Dysthéisme

Une jolie fleur jaune ayant poussé dans une fente d'un sol desséché - Image par klimkin de Pixabay

Par : pasteur Marc Pernot

Théologie – Dysthéisme

Dysthéisme : théologie posant l’hypothèse que Dieu peut aussi faire le mal, pas seulement le bien.

La question se pose en effet, la preuve est que la première lettre de Jean en fait le point principal de son témoignage :

Dans son célèbre « Dieu est amour » (1Jean 4:16), va plus loin que de dire que Dieu aime (c’est-à-dire qu’il lui arrive d’aimer). « Dieu est amour » affirme que la nature même de Dieu est d’aimer, tout le temps et toujours, donc.

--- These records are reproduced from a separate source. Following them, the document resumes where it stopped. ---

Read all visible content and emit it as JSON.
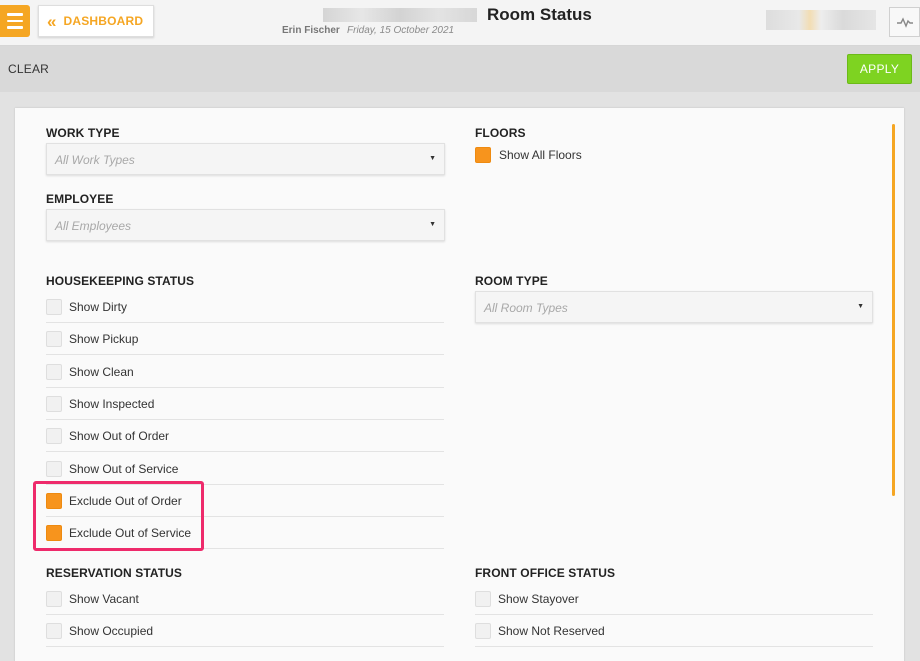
{
  "header": {
    "dashboard_label": "DASHBOARD",
    "title": "Room Status",
    "user_name": "Erin Fischer",
    "date": "Friday, 15 October 2021"
  },
  "actions": {
    "clear_label": "CLEAR",
    "apply_label": "APPLY"
  },
  "filters": {
    "work_type": {
      "label": "WORK TYPE",
      "placeholder": "All Work Types"
    },
    "employee": {
      "label": "EMPLOYEE",
      "placeholder": "All Employees"
    },
    "floors": {
      "label": "FLOORS",
      "option": "Show All Floors",
      "checked": true
    },
    "room_type": {
      "label": "ROOM TYPE",
      "placeholder": "All Room Types"
    },
    "housekeeping": {
      "label": "HOUSEKEEPING STATUS",
      "items": [
        {
          "label": "Show Dirty",
          "checked": false
        },
        {
          "label": "Show Pickup",
          "checked": false
        },
        {
          "label": "Show Clean",
          "checked": false
        },
        {
          "label": "Show Inspected",
          "checked": false
        },
        {
          "label": "Show Out of Order",
          "checked": false
        },
        {
          "label": "Show Out of Service",
          "checked": false
        },
        {
          "label": "Exclude Out of Order",
          "checked": true
        },
        {
          "label": "Exclude Out of Service",
          "checked": true
        }
      ]
    },
    "reservation": {
      "label": "RESERVATION STATUS",
      "items": [
        {
          "label": "Show Vacant",
          "checked": false
        },
        {
          "label": "Show Occupied",
          "checked": false
        }
      ]
    },
    "front_office": {
      "label": "FRONT OFFICE STATUS",
      "items": [
        {
          "label": "Show Stayover",
          "checked": false
        },
        {
          "label": "Show Not Reserved",
          "checked": false
        }
      ]
    }
  },
  "colors": {
    "accent": "#f5a623",
    "checkbox_checked": "#f7941d",
    "apply_green": "#7ed321",
    "highlight": "#ee2a6b"
  }
}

Et dès ses premières phrases Jean affirme que « Dieu est lumière, et qu’il n’y a point en lui de ténèbres »  est le point principal de ce qu’ils ont appris en Jésus-Christ. Voilà son introduction très solennelle :

Ce qui était dès le commencement, ce que nous avons entendu, ce que nous avons vu de nos yeux, ce que nous avons contemplé et que nos mains ont touché, concernant la parole de vie — car la vie a été manifestée, et nous l’avons vue et nous lui rendons témoignage, et nous vous annonçons la vie éternelle, qui était auprès du Père et qui nous a été manifestée — ce que nous avons vu et entendu, nous vous l’annonçons, à vous aussi, afin que vous aussi vous soyez en communion avec nous — car notre communion est avec le Père et avec son Fils Jésus-Christ. Et nous écrivons ces choses, afin que notre joie soit parfaite. La nouvelle que nous avons apprise de lui, et que nous vous annonçons, c’est que Dieu est lumière, et qu’il n’y a point en lui de ténèbres ! (1 Jean 1:1-5).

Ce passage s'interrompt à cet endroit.